Stocks capped off a stellar July with a mellow trading session Friday after the government reported that the economy shrank again in the second quarter but not as badly as expected.
Economic reports are starting to support traders' bets. The government reported Friday that the economy shrank at a pace of just 1 percent in the second quarter, better than analysts anticipated. In the first three months of the year, the economy shrank at a pace of 6.4 percent, the steepest slide in nearly 30 years.
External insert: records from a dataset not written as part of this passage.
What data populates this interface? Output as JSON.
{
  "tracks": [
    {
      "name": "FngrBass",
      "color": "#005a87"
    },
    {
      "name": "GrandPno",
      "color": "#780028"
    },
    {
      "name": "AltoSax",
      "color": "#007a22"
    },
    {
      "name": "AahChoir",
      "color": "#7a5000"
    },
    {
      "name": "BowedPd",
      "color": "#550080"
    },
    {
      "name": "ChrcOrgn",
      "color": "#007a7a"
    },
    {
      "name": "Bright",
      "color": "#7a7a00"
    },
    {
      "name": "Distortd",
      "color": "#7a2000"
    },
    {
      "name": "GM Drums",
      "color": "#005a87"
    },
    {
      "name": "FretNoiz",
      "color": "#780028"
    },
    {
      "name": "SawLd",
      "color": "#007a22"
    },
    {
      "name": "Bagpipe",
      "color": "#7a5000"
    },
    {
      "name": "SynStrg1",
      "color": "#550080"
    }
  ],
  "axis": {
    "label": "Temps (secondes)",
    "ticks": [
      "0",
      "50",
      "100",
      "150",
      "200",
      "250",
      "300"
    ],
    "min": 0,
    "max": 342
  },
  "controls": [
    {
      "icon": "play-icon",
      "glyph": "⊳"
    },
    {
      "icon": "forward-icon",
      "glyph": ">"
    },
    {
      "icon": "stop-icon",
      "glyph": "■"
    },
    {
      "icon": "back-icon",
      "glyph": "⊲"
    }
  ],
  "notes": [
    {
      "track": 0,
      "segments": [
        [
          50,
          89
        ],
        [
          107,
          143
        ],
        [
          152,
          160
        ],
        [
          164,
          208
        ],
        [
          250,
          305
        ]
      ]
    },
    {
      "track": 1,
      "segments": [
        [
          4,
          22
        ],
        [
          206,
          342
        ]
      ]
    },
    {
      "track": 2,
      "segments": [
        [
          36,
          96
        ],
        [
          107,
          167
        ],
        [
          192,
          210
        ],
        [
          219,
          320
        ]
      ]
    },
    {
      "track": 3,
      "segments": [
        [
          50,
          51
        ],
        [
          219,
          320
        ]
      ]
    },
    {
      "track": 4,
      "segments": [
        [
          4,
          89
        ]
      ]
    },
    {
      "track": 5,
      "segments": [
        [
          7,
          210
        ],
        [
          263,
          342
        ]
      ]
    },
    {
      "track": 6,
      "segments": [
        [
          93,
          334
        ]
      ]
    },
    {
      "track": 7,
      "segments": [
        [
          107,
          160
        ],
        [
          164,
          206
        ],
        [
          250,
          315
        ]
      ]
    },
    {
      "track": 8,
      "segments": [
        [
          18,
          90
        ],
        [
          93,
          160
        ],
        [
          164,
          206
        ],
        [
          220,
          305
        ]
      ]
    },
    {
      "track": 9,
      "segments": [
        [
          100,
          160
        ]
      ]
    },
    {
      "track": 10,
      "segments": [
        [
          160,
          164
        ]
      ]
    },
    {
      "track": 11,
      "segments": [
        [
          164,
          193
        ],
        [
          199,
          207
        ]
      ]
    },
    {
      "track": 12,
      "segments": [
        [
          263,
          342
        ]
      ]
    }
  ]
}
Despite the improving outlook, the economy still faces significant hurdles. Analysts worry that difficulty for consumers in borrowing, unemployment and a still-weak housing market will choke off growth. Key reports next week on manufacturing, housing, employment and the service industry could also reshape the market's view about where the economy is headed.
The economy has done "measurably better than we expected," said President Obama after the House vote, attributing the improvement to the American Recovery and Reinvestment Act.
"As far as I'm concerned, we won't have a recovery as long as we keep losing jobs," cautioned Obama."But history does show that you have to have economic growth before you have job growth." The latest GDP figure shows we're "moving in the right direction," he said.
The Dow Jones Industrial Average rose 17.15 points, or 0.2%,to 9171.61, while the S&P 500 gained 0.72 points, or 0.07%, to 987.47. The Nasdaq Composite fell 5.8 points, or 0.3%, to 1978.5.
"The big picture is that the economy shows signs of life, and even when there is bad news, stocks seem to do well," says Ryan Detrick, senior technical strategist at Schaeffer's Investment Research. "No matter what's thrown at it, this market seems to want to work its way higher, and you have to look at that bullishly."
The bottom line, says Detrick, is that a lot of people are trailing the market, and there's still a lot of money that's going to be chasing it.